コズンドル

 先日、会社にて自社の飲料の新製品を数種類並べて皆で試飲をしておりました。その飲料のうちのひとつをある社員が見て「コズンドル」と言いました。初めて耳にする言葉でしたので意味が分からず外来語かと思っていると、別の社員がそれを「とごる」と言いました。全く意味が分からなかったので訊いてみたところ、「こずんどる」は「溶け切らずに沈殿している」という意味でした。「こずむ」=「沈殿する」に状態を表す「どる(=〜でいる)」が付いて「こずんどる」となったようです。一方「とごる」にも同じく「沈殿する」とか「よどむ」という意味があるそうです。「こずんどる」は愛知県東部から長野方面にかけて使われている方言で、「とごる」は愛知県西部から三重方面の方言のようです。さすがにこういう言葉を会社の報告書の中で使うことは無いみたいですが、日常会話で使うことは珍しくないようです。
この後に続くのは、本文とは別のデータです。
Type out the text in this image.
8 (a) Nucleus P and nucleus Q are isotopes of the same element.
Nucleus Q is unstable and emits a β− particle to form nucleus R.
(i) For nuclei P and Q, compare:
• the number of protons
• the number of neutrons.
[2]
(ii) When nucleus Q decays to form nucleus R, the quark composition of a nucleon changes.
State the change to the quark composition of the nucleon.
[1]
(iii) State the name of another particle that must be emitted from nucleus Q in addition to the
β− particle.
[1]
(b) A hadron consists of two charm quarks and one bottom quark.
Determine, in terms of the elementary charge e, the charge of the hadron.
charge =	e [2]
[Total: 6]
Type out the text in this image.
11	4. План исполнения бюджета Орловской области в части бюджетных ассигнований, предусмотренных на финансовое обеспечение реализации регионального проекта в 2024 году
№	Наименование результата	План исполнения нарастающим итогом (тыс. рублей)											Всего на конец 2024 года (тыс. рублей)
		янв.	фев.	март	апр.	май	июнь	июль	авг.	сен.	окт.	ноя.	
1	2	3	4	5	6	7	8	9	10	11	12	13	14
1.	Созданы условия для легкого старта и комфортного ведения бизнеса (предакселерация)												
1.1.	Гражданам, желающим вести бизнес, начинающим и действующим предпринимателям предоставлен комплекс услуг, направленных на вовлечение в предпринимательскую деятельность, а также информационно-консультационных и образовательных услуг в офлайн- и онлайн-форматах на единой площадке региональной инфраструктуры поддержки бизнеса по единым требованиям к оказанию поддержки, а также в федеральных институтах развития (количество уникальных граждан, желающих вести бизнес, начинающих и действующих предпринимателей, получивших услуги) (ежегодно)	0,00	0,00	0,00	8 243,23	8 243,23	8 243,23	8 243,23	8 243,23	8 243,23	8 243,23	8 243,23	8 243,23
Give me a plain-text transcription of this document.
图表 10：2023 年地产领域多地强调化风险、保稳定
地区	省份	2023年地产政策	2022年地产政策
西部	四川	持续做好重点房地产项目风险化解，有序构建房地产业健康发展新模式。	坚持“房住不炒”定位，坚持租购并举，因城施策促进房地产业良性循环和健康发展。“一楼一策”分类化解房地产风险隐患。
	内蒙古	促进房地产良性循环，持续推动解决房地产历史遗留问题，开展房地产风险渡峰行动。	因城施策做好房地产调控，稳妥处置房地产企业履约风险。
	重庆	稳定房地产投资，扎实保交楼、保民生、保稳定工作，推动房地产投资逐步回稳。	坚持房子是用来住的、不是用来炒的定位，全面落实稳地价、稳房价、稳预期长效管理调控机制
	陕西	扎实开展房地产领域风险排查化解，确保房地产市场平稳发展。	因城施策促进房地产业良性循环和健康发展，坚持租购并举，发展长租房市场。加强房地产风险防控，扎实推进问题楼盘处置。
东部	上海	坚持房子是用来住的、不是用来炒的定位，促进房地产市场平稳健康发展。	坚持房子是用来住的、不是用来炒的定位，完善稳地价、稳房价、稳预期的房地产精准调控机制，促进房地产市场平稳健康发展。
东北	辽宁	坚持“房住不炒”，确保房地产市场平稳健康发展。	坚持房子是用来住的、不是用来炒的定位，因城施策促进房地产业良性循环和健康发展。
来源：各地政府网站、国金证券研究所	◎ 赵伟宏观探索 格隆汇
大学入学で上京して、関東やその他の地方から来ている学生と話していて、今まで知らなかった方言に触れたり、逆に自分が標準語だと思っていた言葉が通じなかったり、という経験はありましたが、身近なエリアにもまだまだ知らなかった言葉があるのは大変面白いですし、そういう言葉が使われなくなって忘れ去られてしまうことがないよう願っております。